KÄFIG embrase le Grand Théâtre de Québec !

Les danseurs de la troupe de danse Kafig
Les danseurs de la troupe de danse Kafig

Les 11 danseurs d’origine brésilienne de la troupe KÄFIG ont séduit, réchauffé et soulevé l’enthousiasme des spectateurs. Présentant deux chorégraphies au public, les danseurs issus de milieux populaires brésiliens offrent une performance joyeuse, poétique, lyrique qui plaît et enchante l’esprit et le cœur.

Fondé en 1996 par le jeune chorégraphe lyonnais Mourad Merzouki, d’origine algérienne, cette compagnie de danse, KÄFIG, signifiant cage en arabe et en allemand, amalgame avec énergie et fougue des rythmes et du vocabulaire de danse hip-hop, de la samba, du break danse et de la bossa nova, entre autres.

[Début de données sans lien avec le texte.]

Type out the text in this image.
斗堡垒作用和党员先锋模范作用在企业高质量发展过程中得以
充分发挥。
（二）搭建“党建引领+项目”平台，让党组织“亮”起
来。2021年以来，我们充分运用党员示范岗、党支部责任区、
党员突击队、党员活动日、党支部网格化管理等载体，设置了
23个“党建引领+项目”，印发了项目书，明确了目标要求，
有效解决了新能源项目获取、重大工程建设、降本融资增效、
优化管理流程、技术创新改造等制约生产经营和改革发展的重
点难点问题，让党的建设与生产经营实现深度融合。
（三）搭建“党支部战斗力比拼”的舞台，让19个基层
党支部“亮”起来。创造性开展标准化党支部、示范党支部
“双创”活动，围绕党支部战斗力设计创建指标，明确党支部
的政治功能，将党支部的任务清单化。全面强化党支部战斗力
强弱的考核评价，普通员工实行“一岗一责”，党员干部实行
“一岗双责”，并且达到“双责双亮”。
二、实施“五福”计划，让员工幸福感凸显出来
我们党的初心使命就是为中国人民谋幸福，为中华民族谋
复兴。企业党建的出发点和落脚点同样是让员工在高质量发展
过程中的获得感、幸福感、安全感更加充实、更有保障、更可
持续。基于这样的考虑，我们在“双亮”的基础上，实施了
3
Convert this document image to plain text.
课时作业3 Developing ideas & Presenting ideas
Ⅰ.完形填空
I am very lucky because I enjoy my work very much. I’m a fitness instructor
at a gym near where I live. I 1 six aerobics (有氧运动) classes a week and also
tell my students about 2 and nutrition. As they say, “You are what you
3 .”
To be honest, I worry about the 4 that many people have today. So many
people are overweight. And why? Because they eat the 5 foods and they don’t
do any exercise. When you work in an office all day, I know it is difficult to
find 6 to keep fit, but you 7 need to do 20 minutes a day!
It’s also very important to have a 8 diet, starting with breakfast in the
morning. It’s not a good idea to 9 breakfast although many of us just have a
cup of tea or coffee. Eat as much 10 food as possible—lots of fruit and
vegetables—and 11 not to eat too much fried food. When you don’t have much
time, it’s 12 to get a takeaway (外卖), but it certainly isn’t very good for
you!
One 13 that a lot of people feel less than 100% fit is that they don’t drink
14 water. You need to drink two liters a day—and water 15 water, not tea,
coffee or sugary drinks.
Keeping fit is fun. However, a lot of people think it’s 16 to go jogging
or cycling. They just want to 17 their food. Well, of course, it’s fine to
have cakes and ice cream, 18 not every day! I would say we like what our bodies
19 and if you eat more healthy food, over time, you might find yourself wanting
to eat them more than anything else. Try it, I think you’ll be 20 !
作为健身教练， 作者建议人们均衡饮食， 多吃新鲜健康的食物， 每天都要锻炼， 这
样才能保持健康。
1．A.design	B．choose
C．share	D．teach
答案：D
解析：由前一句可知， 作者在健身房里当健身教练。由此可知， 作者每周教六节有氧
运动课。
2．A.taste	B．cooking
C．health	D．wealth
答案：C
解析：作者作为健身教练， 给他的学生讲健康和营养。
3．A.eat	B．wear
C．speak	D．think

Durant plus d’une heure, d’énergiques et jeunes danseurs vous entraînent dans des tableaux joyeux, festifs, théâtraux et poétiques. Une première chorégraphie Correira illustre la course contemporaine avec le temps. Or, les trouvailles, les idées du chorégraphe sont superbes et atteignent une véritable dimension poétique qui trouve sa place au sein d’une frénésie hip-hop, virile mais chaleureuse, peut-on dire.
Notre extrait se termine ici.